Dans la voix de Platon — une réflexion générée par IA
Quand la colère s’empare de nous contre ce qui est en notre pouvoir, c’est comme si un jardinier maudissait ses propres mains au lieu de planter. Et quand elle se tourne vers ce qui nous dépasse, c’est un navire qui lutte contre le vent au lieu de ajuster ses voiles. La sagesse commence là où la colère devient inutile.
Que signifie cette citation ?
La colère, chez Platon, n’est pas seulement une passion aveugle, mais une énergie mal dirigée. Cette phrase souligne l’absurdité de s’indigner contre ce qui dépend de nous ou, à l’inverse, contre ce qui nous échappe. Dans le premier cas, l’agacement gaspille une force qui pourrait servir à agir ; dans le second, il révèle une illusion de contrôle là où la sagesse commanderait l’acceptation. La colère devient alors un symptôme de désordre intérieur, un signe que l’âme n’a pas encore trouvé son équilibre entre l’action et la résignation éclairée.
Platon, au IVe siècle avant notre ère, développe cette idée dans le cadre de sa philosophie morale, notamment à travers les dialogues où Socrate interroge ses interlocuteurs sur la vertu et la maîtrise de soi. Dans La République, il lie la colère à l’âme concupiscible, cette partie de nous qui, si elle n’est pas gouvernée par la raison, engendre le chaos. Pour lui, la véritable liberté consiste à distinguer ce qui est en notre pouvoir de ce qui ne l’est pas, une distinction qui sera reprise plus tard par les stoïciens. Sa pensée s’inscrit dans un contexte où la cité idéale exige des citoyens qu’ils domptent leurs passions pour accéder à l’harmonie collective.

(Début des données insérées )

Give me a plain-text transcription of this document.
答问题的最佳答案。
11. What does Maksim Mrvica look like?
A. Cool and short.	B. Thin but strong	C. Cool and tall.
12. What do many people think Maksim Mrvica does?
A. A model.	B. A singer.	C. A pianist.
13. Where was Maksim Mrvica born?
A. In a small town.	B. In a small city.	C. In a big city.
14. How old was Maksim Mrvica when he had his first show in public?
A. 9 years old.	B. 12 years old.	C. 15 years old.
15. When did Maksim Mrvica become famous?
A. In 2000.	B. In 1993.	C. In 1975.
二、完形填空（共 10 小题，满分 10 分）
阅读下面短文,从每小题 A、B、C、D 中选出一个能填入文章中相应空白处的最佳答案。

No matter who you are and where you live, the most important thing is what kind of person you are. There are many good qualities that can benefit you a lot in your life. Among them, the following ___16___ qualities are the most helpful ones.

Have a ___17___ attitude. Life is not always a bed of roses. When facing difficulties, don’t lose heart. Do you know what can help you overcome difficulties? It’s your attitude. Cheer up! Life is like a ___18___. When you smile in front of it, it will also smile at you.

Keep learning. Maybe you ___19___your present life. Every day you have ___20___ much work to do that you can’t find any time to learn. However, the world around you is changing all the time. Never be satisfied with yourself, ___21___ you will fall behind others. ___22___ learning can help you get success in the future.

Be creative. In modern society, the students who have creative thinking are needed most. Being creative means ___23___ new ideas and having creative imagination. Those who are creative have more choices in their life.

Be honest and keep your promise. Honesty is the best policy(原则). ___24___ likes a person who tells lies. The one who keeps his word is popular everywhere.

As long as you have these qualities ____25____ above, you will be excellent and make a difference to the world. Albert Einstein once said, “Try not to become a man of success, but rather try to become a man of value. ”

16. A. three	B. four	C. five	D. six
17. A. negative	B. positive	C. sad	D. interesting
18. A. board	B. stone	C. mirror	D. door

Aujourd’hui, un parent peut y trouver une leçon précieuse. Face à un enfant qui refuse de ranger sa chambre, s’emporter est vain : soit on peut l’aider à comprendre l’utilité de l’ordre, et la colère n’y changera rien, soit il est trop jeune pour saisir, et la frustration n’est alors qu’un aveu d’impuissance. Mieux vaut canaliser cette énergie vers une explication patiente ou, si la situation échappe à tout contrôle, accepter avec sérénité que certaines étapes du développement ne se forcent pas. La colère, ici, ne serait qu’un obstacle de plus sur le chemin de l’éducation.